Competition is intensifying in this space now that it's viable, but Teladoc is still growing. Revenue rose 45% in its latest quarter, fueled largely by a 41% increase in the number of virtual visits it fulfilled. Teladoc is still a couple of years away from getting out of the red, but with revenue climbing and the stock sliding, it's now trading for less than six times trailing revenue. The top-line multiple may not seem cheap, but it's a bargain for game-changing healthcare technology.  

Roku

Another former growth stock that has fallen hard is Roku. The pioneer of streaming video is now trading 74% below last summer's all-time high. Roku has run into some problems these days with supply chain constraints and growing content costs, but it continues to be a hit with folks who are spending more time in their living rooms streaming popular video services. 

Roku is the top streaming platform in the U.S., Canada, and Mexico.
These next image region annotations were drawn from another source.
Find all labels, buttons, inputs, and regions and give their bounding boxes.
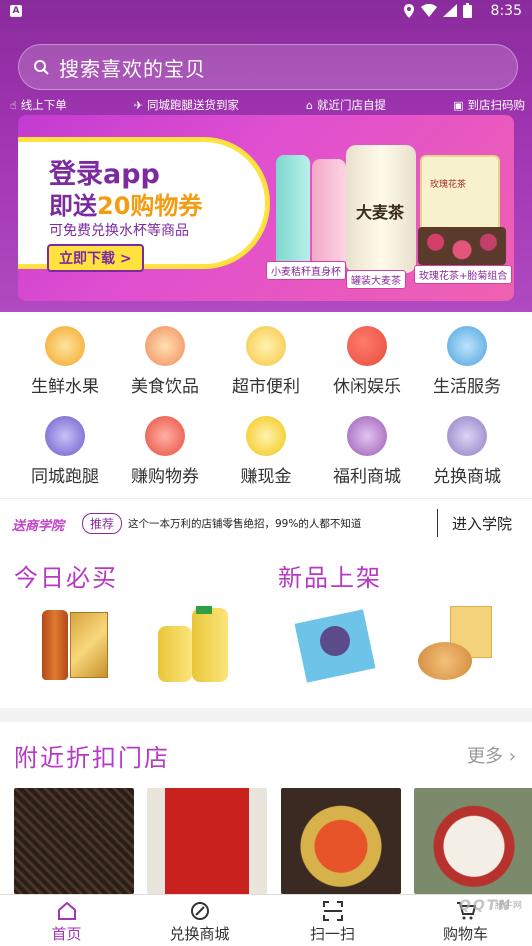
status-bar: A 8:35 [0, 0, 532, 24]
store-card-hotpot[interactable] [281, 788, 401, 894]
more-link[interactable]: 更多 › [467, 742, 516, 768]
scan-small-icon: ▣ [453, 98, 464, 112]
product-tag: 小麦秸秆直身杯 [266, 261, 346, 280]
banner-desc: 可免费兑换水杯等商品 [49, 223, 189, 239]
category-life-service[interactable]: 生活服务 [417, 326, 517, 397]
location-icon [404, 3, 414, 18]
nearby-stores-section: 附近折扣门店 更多 › [0, 722, 532, 894]
flowers-image [418, 227, 506, 265]
new-arrivals-title[interactable]: 新品上架 [278, 558, 382, 593]
search-bar[interactable]: 搜索喜欢的宝贝 [18, 44, 518, 90]
supermarket-icon [246, 326, 286, 366]
watermark-subtext: 腾牛网 [494, 901, 522, 911]
app-notification-icon: A [10, 5, 22, 17]
cash-icon [246, 416, 286, 456]
business-school-bar[interactable]: 送商学院 推荐 这个一本万利的店铺零售绝招，99%的人都不知道 进入学院 [0, 498, 532, 546]
school-headline[interactable]: 这个一本万利的店铺零售绝招，99%的人都不知道 [128, 516, 361, 531]
banner-subtitle: 即送20购物券 [49, 192, 203, 220]
category-errand[interactable]: 同城跑腿 [15, 416, 115, 487]
chevron-right-icon: › [508, 746, 516, 767]
store-card-clothing[interactable] [147, 788, 267, 894]
tab-scan[interactable]: 扫一扫 [266, 895, 399, 946]
product-oil[interactable] [152, 606, 234, 684]
product-tag: 玫瑰花茶+胎菊组合 [414, 265, 513, 284]
store-card-tea[interactable] [14, 788, 134, 894]
category-fresh-fruit[interactable]: 生鲜水果 [15, 326, 115, 397]
recommend-badge: 推荐 [82, 513, 123, 534]
hand-icon: ☝ [10, 98, 17, 112]
featured-section: 今日必买 新品上架 [0, 546, 532, 708]
feature-delivery: ✈ 同城跑腿送货到家 [133, 98, 239, 112]
category-food-drink[interactable]: 美食饮品 [115, 326, 215, 397]
feature-pickup: ⌂ 就近门店自提 [306, 98, 387, 112]
enter-school-link[interactable]: 进入学院 [452, 513, 512, 534]
product-pastry[interactable] [414, 606, 496, 684]
cart-icon [347, 416, 387, 456]
product-tag: 罐装大麦茶 [346, 270, 406, 289]
category-supermarket[interactable]: 超市便利 [216, 326, 316, 397]
promo-banner[interactable]: 登录app 即送20购物券 可免费兑换水杯等商品 立即下载 > 大麦茶 玫瑰花茶… [18, 115, 514, 301]
search-placeholder: 搜索喜欢的宝贝 [59, 56, 206, 81]
cup-image [276, 155, 310, 267]
coupon-icon [145, 416, 185, 456]
delivery-icon [45, 416, 85, 456]
category-earn-cash[interactable]: 赚现金 [216, 416, 316, 487]
category-exchange-mall[interactable]: 兑换商城 [417, 416, 517, 487]
today-must-buy-title[interactable]: 今日必买 [14, 558, 118, 593]
search-icon [34, 60, 49, 75]
home-icon [57, 902, 76, 920]
ping-pong-icon [347, 326, 387, 366]
runner-icon: ✈ [133, 98, 143, 112]
status-icons [403, 3, 472, 18]
fruit-icon [45, 326, 85, 366]
house-icon [447, 326, 487, 366]
category-grid: 生鲜水果 美食饮品 超市便利 休闲娱乐 生活服务 同城跑腿 赚购物券 赚现金 福… [0, 312, 532, 498]
food-drink-icon [145, 326, 185, 366]
cup-image [312, 159, 346, 267]
download-button[interactable]: 立即下载 > [47, 244, 144, 272]
header: A 8:35 搜索喜欢的宝贝 ☝ 线上下单 ✈ 同城跑腿送货到家 ⌂ 就近门店自提 ▣… [0, 0, 532, 312]
banner-card: 登录app 即送20购物券 可免费兑换水杯等商品 立即下载 > [18, 137, 270, 272]
divider [437, 509, 438, 537]
feature-online-order: ☝ 线上下单 [10, 98, 67, 112]
tea-can-image: 大麦茶 [346, 145, 416, 273]
section-gap [0, 708, 532, 722]
store-card-noodles[interactable] [414, 788, 532, 894]
bottom-tab-bar: 首页 兑换商城 扫一扫 购物车 [0, 894, 532, 946]
category-leisure[interactable]: 休闲娱乐 [317, 326, 417, 397]
gift-icon [447, 416, 487, 456]
feature-strip: ☝ 线上下单 ✈ 同城跑腿送货到家 ⌂ 就近门店自提 ▣ 到店扫码购 [10, 97, 525, 113]
tab-home[interactable]: 首页 [0, 895, 133, 946]
store-icon: ⌂ [306, 98, 314, 112]
category-earn-coupon[interactable]: 赚购物券 [115, 416, 215, 487]
product-liquor[interactable] [30, 606, 112, 684]
school-logo: 送商学院 [12, 519, 65, 534]
battery-icon [463, 3, 472, 18]
tab-exchange-mall[interactable]: 兑换商城 [133, 895, 266, 946]
category-welfare-mall[interactable]: 福利商城 [317, 416, 417, 487]
wifi-icon [421, 4, 437, 17]
discount-icon [190, 902, 209, 920]
signal-icon [443, 4, 457, 17]
feature-scan-buy: ▣ 到店扫码购 [453, 98, 525, 112]
nearby-title: 附近折扣门店 [14, 744, 170, 772]
scan-icon [322, 901, 343, 921]
status-time: 8:35 [490, 3, 522, 19]
product-snack-box[interactable] [294, 606, 378, 684]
It recently topped 60 million active accounts, averaging more than three hours a day per user on the platform. Average revenue per user is soaring -- up 43% over the past year -- as marketers try to reach the captive audience that is getting harder to reach. 

Growth is not going away. Analysts see revenue roughly tripling in the next five years, and by then analysts see Roku earning more than $4 a share. It can probably get there faster if it can keep scaling. Caterpillar, Teladoc, and Roku are strong growth stocks with healthy double-digit revenue gains and years of upside. They are trading at bargain prices.